Amazing what you can learn while ripping up privet. Yesterday, on my return from carrying a chunky stump to the discard pile, I found a bumble bee sitting quietly on the soil beside a bumble-bee-sized hole.
She looked pretty dopey. I thought how lucky she had been to avoid being squashed while I was yanking the privet stump back and forth to dislodge its roots, but until then I hadn't realised that bumble bees hibernate (a fact later confirmed by our resident Keeper of the Zoological Knowledge - aka Nat).
Their post-hibernation warm-up routine was fascinating to watch too.
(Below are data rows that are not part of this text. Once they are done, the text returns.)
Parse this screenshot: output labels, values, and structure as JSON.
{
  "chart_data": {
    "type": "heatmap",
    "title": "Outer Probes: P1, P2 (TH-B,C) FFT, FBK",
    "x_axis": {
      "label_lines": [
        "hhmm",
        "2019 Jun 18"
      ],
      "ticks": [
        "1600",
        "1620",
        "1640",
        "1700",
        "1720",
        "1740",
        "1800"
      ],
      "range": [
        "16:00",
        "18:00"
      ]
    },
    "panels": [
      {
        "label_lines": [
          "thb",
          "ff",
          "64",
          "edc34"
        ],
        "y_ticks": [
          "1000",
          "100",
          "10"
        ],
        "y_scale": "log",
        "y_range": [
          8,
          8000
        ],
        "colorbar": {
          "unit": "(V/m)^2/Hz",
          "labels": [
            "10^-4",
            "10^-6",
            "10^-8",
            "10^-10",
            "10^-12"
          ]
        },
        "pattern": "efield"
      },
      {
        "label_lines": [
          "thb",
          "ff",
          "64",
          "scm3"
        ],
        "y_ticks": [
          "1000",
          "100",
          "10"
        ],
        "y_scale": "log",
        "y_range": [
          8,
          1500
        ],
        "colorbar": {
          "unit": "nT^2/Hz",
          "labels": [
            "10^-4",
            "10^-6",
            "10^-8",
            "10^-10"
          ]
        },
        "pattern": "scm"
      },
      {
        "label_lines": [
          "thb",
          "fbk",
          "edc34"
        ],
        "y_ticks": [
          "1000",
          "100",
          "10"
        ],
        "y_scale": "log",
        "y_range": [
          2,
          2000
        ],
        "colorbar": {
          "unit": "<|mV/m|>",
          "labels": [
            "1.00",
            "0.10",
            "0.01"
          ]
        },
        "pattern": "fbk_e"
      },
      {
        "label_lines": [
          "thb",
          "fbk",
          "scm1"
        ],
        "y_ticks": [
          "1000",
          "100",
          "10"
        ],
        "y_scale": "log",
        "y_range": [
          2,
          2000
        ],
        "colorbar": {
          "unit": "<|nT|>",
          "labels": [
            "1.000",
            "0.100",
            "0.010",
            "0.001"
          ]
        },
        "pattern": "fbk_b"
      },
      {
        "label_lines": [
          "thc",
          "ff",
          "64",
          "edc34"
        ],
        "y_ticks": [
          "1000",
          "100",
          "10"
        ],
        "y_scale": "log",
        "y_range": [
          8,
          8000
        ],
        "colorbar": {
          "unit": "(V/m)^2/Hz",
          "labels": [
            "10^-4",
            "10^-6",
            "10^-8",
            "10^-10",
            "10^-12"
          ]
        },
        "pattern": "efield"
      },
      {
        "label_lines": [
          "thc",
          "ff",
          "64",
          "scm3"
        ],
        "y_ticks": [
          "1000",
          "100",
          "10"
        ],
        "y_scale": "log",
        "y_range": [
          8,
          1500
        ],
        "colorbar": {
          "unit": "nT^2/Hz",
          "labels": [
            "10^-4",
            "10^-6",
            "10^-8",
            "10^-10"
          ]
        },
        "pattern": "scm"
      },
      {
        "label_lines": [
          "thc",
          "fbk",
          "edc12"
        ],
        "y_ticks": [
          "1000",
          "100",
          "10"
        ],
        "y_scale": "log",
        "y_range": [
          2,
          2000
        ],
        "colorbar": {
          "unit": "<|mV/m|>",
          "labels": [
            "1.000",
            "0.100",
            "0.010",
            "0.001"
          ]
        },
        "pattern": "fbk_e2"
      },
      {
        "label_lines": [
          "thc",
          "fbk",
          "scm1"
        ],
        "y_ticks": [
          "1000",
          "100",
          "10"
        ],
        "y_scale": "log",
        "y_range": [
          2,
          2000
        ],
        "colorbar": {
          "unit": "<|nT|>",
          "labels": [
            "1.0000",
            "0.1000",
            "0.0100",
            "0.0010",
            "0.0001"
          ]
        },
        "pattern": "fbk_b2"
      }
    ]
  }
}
A few minutes of abdominal exercises (a slight pumping action visible) followed by a couple of tentative - and very short - hovers, only a few millimetres above the ground, to warm up the flying muscles. And then a lazy figure-of-eight flight, gradually increasing in both height and area as the long-unused wings remember their skill and strength, until eventually sufficient altitude was gained to make it over the low wall (see photo on previous blog entry) and cross the lane to the conifer hedge on the other side which at that time of day was in full sun.
The bee sat on that hedge for well over half an hour, soaking up the rays. Clearly a much easier way of warming up than all that tiring flying, especially when you're running on the food reserves that have brought you successfully through a few months hibernation.
Nature in the raw - in our front garden! Brilliant.